I dati sensibili di un post pubblicato su Facebook non sono visibili soltanto dai nostri “amici”, anche se sono pubblicati in un profilo “chiuso”.

A ricordarcelo è ancora una volta il Garante della Privacy con un provvedimento [doc. web n. 6163649] con il quale ha ordinato a una madre di rimuovere dalla propria pagina Facebook i contenuti di due sentenze riguardanti il suo divorzio e nelle quali venivano trattati alcuni aspetti riguardanti l’intimità della sua vita familiare e concernenti, in particolare, la figlia minorenne.

Il Garante, intervenuto  in seguito ad una segnalazione dell’ex marito e padre della minore che lamentava una violazione del diritto alla riservatezza della figlia, ha innanzitutto rilevato che le sentenze pubblicate rendevano perfettamente identificabile la minore da parte delle persone che accedevano al profilo della madre (i dati identificativi della minore, tra l’altro, erano stati solo parzialmente rimossi) e contenevano dettagli delicati (anche inerenti la sfera sessuale) relativi al vissuto e ai disagi della bambina: tutti, evidentemente, dati sensibili.
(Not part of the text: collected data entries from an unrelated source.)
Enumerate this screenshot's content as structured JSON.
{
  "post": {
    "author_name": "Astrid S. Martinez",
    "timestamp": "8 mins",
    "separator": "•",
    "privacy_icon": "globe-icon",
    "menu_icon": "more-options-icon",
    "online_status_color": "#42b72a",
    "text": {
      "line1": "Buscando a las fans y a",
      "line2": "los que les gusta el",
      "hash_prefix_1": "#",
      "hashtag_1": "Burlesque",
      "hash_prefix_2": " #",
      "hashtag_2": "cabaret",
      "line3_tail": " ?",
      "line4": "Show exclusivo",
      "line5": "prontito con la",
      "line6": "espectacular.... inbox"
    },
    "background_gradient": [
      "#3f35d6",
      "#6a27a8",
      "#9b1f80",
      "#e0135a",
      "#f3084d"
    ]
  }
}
Il Garante ha evidenziato l’opportunità di interpretare il Codice Privacy “alla luce dell’evoluzione tecnologica e della diffusione dei social network, strutturati per consentire comunicazione sistematica con estrema facilità”.

Va ricordato che l’art. 50 del Codice privacy vieta la pubblicazione “con qualsiasi mezzo” di notizie idonee a consentire l’identificazione di un minore coinvolto, a qualsiasi titolo, in un procedimento giudiziario e l’art. 52 vieta a “chiunque” di diffondere informazioni che possano rendere identificabili, anche indirettamente, i minori coinvolti e le parti in procedimenti in materia di famiglia.

Con il provvedimento in esame, il Garante ci ricorda che non vi è certezza che un profilo rimanga “chiuso” e accessibile unicamente a un gruppo ristretto di “amici” perché un profilo può essere facilmente modificato dal titolare, da “chiuso” ad “aperto”, in ogni momento ma, soprattutto, perché può sempre accadere che qualunque “amico” ammesso al nostro profilo condivida il nostro post sulla propria pagina, rendendolo così visibile ad altri utenti (e potenzialmente a tutti gli iscritti a Facebook).

Il Garante, ordinando la rimozione delle sentenze, ha anche sottolineato come proprio “l’estrema pervasività della divulgazione su Internet” aggravi notevolmente “rispetto a qualsiasi altro mezzo” la violazione di diritti dell’interessato (nel caso di specie una minore).